The move, which could still be challenged by media rivals in court, would allow News Corp to avoid a prolonged investigation and instead start negotiating the terms of the deal, its most important and politically charged in Britain for decades.
As BSkyB consistently posts strong results, analysts had said the price for the satellite pay-TV group would only increase and News Corp is under pressure to secure a deal as soon as possible.
In return for approval, News Corp will spin off the loss making but influential Sky News channel and guarantee its future by giving it a carriage-deal for the next 10 years.
The shares in that company would be distributed amongst the existing shareholders of BSkyB in line with their shareholdings, with News Corp therefore retaining a 39.1 per cent stake holding.
To ensure editorial independence, the company would have a board made up of a majority of independent directors, including an independent chair.

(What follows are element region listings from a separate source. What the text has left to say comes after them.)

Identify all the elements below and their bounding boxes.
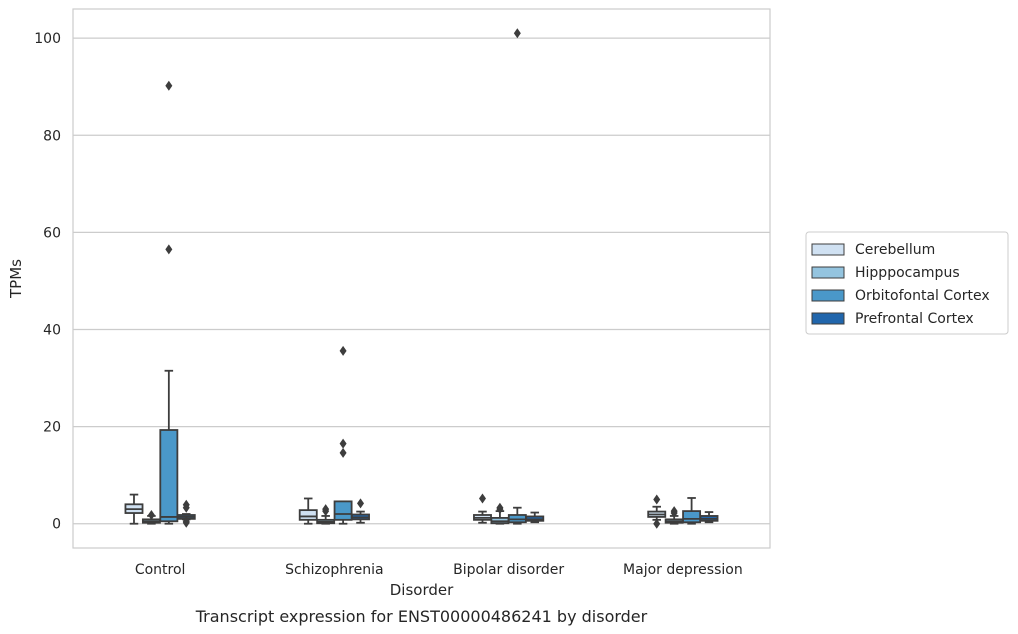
outlier-point — [478, 493, 486, 504]
outlier-point — [357, 498, 365, 509]
outlier-point — [147, 509, 155, 520]
outlier-point — [165, 244, 173, 255]
outlier-point — [513, 28, 521, 39]
outlier-point — [322, 504, 330, 515]
plot-area-frame — [72, 8, 771, 549]
box-cerebellum — [647, 494, 667, 529]
box-orbitofontal-cortex — [333, 345, 353, 525]
box-hipppocampus — [490, 502, 510, 525]
chart-caption: Transcript expression for ENST0000048624… — [195, 607, 648, 626]
box-iqr — [682, 510, 702, 524]
box-prefrontal-cortex — [699, 511, 719, 524]
y-tick-label: 100 — [34, 31, 61, 47]
legend-label: Cerebellum — [855, 242, 935, 258]
outlier-point — [182, 502, 190, 513]
outlier-point — [339, 345, 347, 356]
x-tick-labels: Control Schizophrenia Bipolar disorder Majo… — [135, 562, 743, 578]
legend-item: Orbitofontal Cortex — [811, 288, 990, 304]
box-iqr — [333, 500, 353, 521]
box-hipppocampus — [141, 509, 161, 525]
legend-swatch — [811, 243, 845, 256]
y-tick-label: 20 — [43, 420, 61, 436]
legend-swatch — [811, 289, 845, 302]
box-cerebellum — [298, 497, 318, 525]
outlier-point — [653, 494, 661, 505]
box-iqr — [159, 429, 179, 523]
legend-swatch — [811, 266, 845, 279]
legend-label: Hipppocampus — [855, 265, 960, 281]
y-tick-label: 80 — [43, 128, 61, 144]
box-hipppocampus — [664, 506, 684, 525]
y-tick-label: 0 — [52, 517, 61, 533]
x-tick-label: Schizophrenia — [285, 562, 383, 578]
box-cerebellum — [124, 493, 144, 525]
x-tick-label: Major depression — [623, 562, 743, 578]
legend-item: Prefrontal Cortex — [811, 311, 974, 327]
y-tick-label: 60 — [43, 225, 61, 241]
outlier-point — [670, 508, 678, 519]
outlier-point — [182, 517, 190, 528]
box-prefrontal-cortex — [525, 511, 545, 524]
legend-label: Prefrontal Cortex — [855, 311, 974, 327]
box-orbitofontal-cortex — [682, 497, 702, 525]
box-prefrontal-cortex — [351, 498, 370, 524]
boxes — [124, 28, 719, 529]
box-orbitofontal-cortex — [507, 28, 527, 525]
x-axis-title: Disorder — [390, 581, 454, 599]
outlier-point — [496, 504, 504, 515]
box-prefrontal-cortex — [176, 499, 196, 528]
legend: Cerebellum Hipppocampus Orbitofontal Corte… — [805, 231, 1009, 335]
box-cerebellum — [473, 493, 492, 524]
legend-item: Cerebellum — [811, 242, 935, 258]
legend-label: Orbitofontal Cortex — [855, 288, 990, 304]
box-iqr — [298, 509, 318, 521]
outlier-point — [339, 438, 347, 449]
y-tick-label: 40 — [43, 322, 61, 338]
x-tick-label: Control — [135, 562, 186, 578]
outlier-point — [339, 447, 347, 458]
legend-frame — [805, 231, 1009, 335]
outlier-point — [165, 80, 173, 91]
legend-item: Hipppocampus — [811, 265, 960, 281]
x-tick-label: Bipolar disorder — [453, 562, 564, 578]
outlier-point — [653, 518, 661, 529]
box-hipppocampus — [316, 504, 336, 525]
y-axis-title: TPMs — [7, 259, 25, 299]
box-orbitofontal-cortex — [159, 80, 179, 525]
legend-swatch — [811, 312, 845, 325]
y-tick-labels: 0 20 40 60 80 100 — [34, 31, 61, 533]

News Corp wants to buy the 61 per cent of BSkyB it does not already own, raising concerns the company could gain too much control over the media and influence over public opinion.
News Corp, which also owns The Sun, Times and News of the World, had offered 700 pence per share for BSkyB but Sky's independent directors have demanded 800 pence as a minimum. The two companies agreed to secure regulatory approval first and then agree the terms.
Shares in the satellite pay-TV group, one of the most successful in Europe, have risen in recent days as investors expected a positive outcome from the government. They were up 2 per cent at 815 pence today, valuing the firm at $23.3 billion and the stake at $14.2 billion.
"Throughout this process I have been very aware of the potential controversy surrounding this merger," secretary of state Jeremy Hunt said in a statement.
The government will now hold a consultation until March 21st.